Is $X$ compact if every continuous real valued function on $X$ is uniformly continuous and $X$ has finitely many isolated points.

Question

There was a problem of metric space which I recently found. It is as follows:

Suppose $X$ is a metric space with finitely many isolated points and having the property that every real value continuous function on $X$ is uniformly continuous.Then show that $X$ is compact.

I have no idea of how to proceed further.Can someone help me to work it out?

Answer 1

SKETCH: Let $\langle X,d\rangle$ be a metric space with only finitely many isolated points, and suppose that $X$ is not compact.

• Show that $X$ has a countably infinite closed, discrete subset subset $D=\{x_n:n\in\Bbb Z^+\}$.

For each $n\in\Bbb Z^+$ let $D_n=\{x_k\in D:k>n\}$.

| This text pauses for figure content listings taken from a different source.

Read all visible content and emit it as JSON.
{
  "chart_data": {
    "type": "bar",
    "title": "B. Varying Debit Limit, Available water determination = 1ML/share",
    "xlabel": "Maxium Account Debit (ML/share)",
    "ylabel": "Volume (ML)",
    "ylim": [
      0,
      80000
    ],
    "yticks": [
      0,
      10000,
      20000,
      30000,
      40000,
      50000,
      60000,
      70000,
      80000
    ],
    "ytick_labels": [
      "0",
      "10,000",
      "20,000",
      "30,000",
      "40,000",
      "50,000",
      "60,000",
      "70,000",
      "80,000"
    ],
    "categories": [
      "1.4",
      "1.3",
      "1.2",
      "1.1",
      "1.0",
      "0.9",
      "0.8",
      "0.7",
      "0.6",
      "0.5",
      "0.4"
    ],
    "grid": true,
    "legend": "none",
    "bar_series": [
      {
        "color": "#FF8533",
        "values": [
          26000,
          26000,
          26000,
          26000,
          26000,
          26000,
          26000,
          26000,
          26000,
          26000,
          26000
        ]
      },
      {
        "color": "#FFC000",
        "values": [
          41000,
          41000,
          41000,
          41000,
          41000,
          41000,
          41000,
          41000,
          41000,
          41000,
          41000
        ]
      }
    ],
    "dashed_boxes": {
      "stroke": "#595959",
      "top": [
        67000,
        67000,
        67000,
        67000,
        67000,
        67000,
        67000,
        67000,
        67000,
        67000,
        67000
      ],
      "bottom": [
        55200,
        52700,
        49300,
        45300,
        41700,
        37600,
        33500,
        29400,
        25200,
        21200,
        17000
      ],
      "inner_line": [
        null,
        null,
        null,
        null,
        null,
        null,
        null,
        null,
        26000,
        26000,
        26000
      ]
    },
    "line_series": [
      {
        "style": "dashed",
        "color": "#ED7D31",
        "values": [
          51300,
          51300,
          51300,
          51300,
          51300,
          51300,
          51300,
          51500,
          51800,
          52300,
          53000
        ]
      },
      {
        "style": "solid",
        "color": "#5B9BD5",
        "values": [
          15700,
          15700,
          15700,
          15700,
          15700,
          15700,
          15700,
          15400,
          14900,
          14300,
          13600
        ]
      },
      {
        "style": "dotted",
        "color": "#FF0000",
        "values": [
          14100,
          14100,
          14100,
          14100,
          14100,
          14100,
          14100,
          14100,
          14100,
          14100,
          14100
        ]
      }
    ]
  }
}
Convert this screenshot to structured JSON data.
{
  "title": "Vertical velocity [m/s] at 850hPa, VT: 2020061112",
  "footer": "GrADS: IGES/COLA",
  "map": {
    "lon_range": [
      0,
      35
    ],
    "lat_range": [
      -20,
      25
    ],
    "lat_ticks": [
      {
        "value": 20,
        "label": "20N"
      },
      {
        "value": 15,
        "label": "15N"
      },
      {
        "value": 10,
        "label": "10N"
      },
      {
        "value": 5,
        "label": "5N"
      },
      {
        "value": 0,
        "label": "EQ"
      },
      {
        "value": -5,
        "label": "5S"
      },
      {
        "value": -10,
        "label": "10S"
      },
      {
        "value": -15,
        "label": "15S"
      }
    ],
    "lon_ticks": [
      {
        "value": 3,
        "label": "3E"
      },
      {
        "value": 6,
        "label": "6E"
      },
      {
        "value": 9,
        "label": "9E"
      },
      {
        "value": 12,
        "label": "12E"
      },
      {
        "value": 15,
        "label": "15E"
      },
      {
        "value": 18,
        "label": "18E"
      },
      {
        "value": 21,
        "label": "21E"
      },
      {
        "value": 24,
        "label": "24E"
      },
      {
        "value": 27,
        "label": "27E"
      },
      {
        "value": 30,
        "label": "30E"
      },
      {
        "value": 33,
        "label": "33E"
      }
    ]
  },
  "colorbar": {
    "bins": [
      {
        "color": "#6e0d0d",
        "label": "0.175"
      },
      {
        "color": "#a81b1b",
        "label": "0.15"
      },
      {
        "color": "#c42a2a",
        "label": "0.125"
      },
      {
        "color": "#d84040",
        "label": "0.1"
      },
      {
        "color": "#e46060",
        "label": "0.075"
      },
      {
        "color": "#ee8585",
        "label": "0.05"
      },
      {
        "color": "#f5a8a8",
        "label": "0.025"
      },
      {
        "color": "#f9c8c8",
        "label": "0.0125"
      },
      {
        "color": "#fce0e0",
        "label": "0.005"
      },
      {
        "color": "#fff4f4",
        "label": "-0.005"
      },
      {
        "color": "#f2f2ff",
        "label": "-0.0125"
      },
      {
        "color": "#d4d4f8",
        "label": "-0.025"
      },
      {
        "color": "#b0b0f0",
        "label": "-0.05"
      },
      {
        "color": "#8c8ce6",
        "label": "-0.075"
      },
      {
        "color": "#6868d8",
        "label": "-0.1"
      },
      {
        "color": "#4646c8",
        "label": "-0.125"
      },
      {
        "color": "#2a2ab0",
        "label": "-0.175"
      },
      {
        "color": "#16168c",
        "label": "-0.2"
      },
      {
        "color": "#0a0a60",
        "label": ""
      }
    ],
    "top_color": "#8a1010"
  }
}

• Recursively construct pairwise disjoint open balls around the points of $D$ as follows. First, there is an $r_1>0$ such that $\operatorname{cl}B(x_1,r_1)\cap D_1=\varnothing$ and $r_1\le 1$. Then there is an $r_2>0$ such that $\operatorname{cl}B(x_2,r_2)\cap\big(\operatorname{cl}B(x_1,r_1)\cup D_2\big)=\varnothing$ and $r_1\le\frac12$. In general, at stage $k$ we choose $r_k>0$ such that

$$\operatorname{cl}B(x_k,r_k)\cap\left(D_k\cup\bigcup_{\ell<k}\operatorname{cl}B(x_\ell,r_\ell)\right)=\varnothing\text{ and }r_k\le\frac1k\;.$$

Now let $U=\bigcup_{k\in\Bbb Z^+}B(x_k,r_k)$; $U$ is an open nbhd of $D$, so $D$ and $X\setminus U$ are disjoint closed sets. Define a function

$$f:D\cup(X\setminus U)\to\Bbb R:x\mapsto\begin{cases} n,&\text{if }x=x_n\\ 0,&\text{if }x\in X\setminus U\;. \end{cases}$$

• Show that $f$ is continuous.

By the Tietze extension theorem there is a continuous $F:X\to\Bbb R$ that extends $f$, i.e., such that $F\upharpoonright\big(D\cup(X\setminus U)\big)=f$.

• Show that $F$ is not uniformly continuous.